II) Wir zeigen die Welt, wie wir sie sehen. Der Weltbezug, der in unseren Stücken zum Ausdruck kommt, ist zugleich konkreter Realitätsbezug. Da die Bezugnahme auf die Realität, d.h. die gegenwärtige Realität des Autors, als Charakteristikum nicht nur der Dramatik angesehen werden kann, verwundert es nicht, dass sie auch für unsere Texte essentiell ist. Der Realitätsbezug wird sowohl subtil im Text durch monologische und dialogische Verarbeitung ausgedrückt, als auch – und dies ist der eigentliche Anspruch unserer Stücke – durch die Inszenierung selbst provokant in den Raum gestellt. Die Sicht und der Blickwinkel mit denen die Welt betrachtet wird, werden aus (literarischen) Vorlagen übernommen, adaptiert oder neu hinzugefügt. Da Sichtweisen und Blickwinkel maßgeblich mit der Persönlichkeit des Autors zusammenhängen, schreibt Letzterer seinen Stücken gewissermaßen eine Leitperspektive ein. Durch die Mitwirkung verschiedener Persönlichkeiten insbesondere an der Inszenierungsarbeit erhielten unsere bisherigen sechs Stücke jedoch eine je unterschiedlich ausgeprägte Multiperspektivität, was das „wir“ in der Grundthese rechtfertigt.
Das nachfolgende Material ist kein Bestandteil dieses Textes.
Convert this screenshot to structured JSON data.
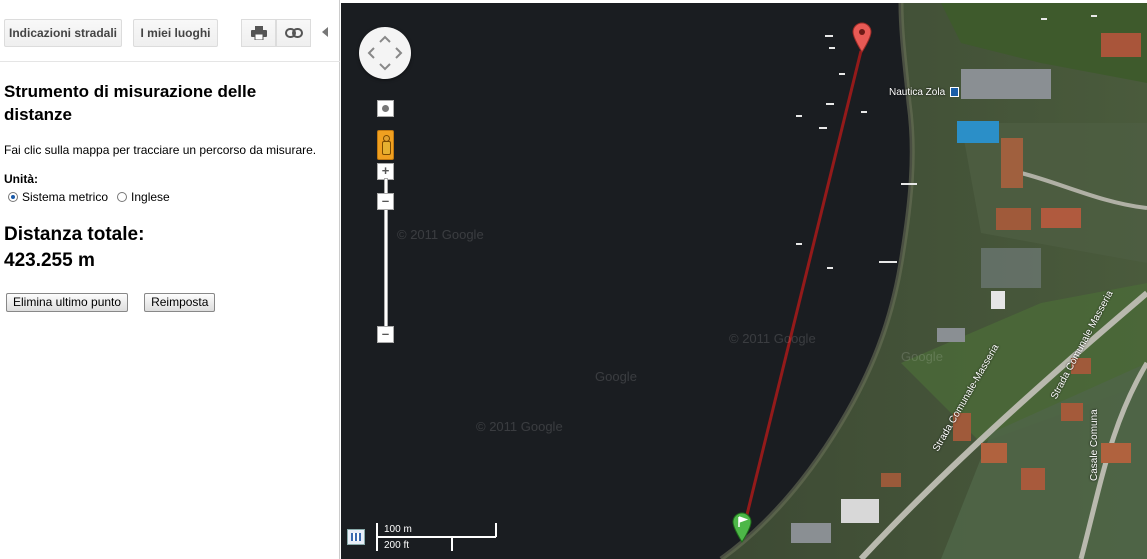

Mit dem Vorgang des Sehens ist nicht nur der rein physikalische, sondern bereits ein Prozess des Verarbeitens des Gesehenen gemeint. Obwohl es keine letztendlich trennscharfe Abgrenzung von Darstellung und Deutung/Interpretation von Beobachtungen geben kann, wird in unseren Stücken mit ebendieser Abgrenzung dramaturgisch gespielt.

 

III) Wir stellen dar, was ist. Auch wenn die dargestellte Welt im Theater immer fiktiv ist und wir in keinem unserer Stücke naturalistische Bühnenbilder verwendet haben, beziehen sich unsere Darstellungen auf die Gegenwart. Der Gegenwartsbezug war der Anlage aller bisherigen Stücke leitmotivisch eingeschrieben. Aktualisierungsbestrebungen wurden im Einzelfall bis an die Grenze des (handlungs-)logisch Vertretbaren getrieben. Grundlagentexten und -motiven wurde sich stets von der Gegenwart her genähert. Damit war der Anspruch verbunden, die Aussagekraft dieser Texte und Motive in Bezug auf gegenwärtige Erscheinungen und Entwicklungen zu entschlüsseln, zuzuspitzen und ggf. mittels verschiedener dramaturgischer Eingriffe aufzuladen. Die dargestellte Welt ist in ihrer Gesamtheit also Gegenwart, da Text und Bühnenbild auf sie Bezug nehmen und nicht zuletzt auch die Charaktere Gegenwartsfiguren sind. Die Darstellung dessen, was ist, reicht von der nahezu journalistisch-dokumentarischen Analyse bis zur abstrakten ästhetischen Performance.

 

IV) Wir befragen die Gegenwart und stellen sie infrage. Die in der Regel mit der Darstellung verwobene Interpretation der Gegenwart stellt nicht selten die insbesondere von den Hauptfiguren vertretenen Lebensformen und -prinzipien mehr oder weniger subtil infrage. Der zugrunde liegende Maßstab ist freiheitlich-demokratisch, unideologisch, aber nicht unpolitisch. Dennoch spielen wir kein politisches Theater, zumindest keines, das sich einer Richtung des politischen Spektrums klar zuordnen ließe. Moralisch-ethische Wertungen werden unterschwellig vorgenommen, sollen aber nicht belehrend wirken, sondern dem Publikum Räume zur eigenen Interpretation und Antwortfindung eröffnen. Unser Theater ist also ein Ruf in die lokalen Ausläufer einer Wohlstandsgesellschaft, die sich durch ihr Handeln selbst infrage stellt.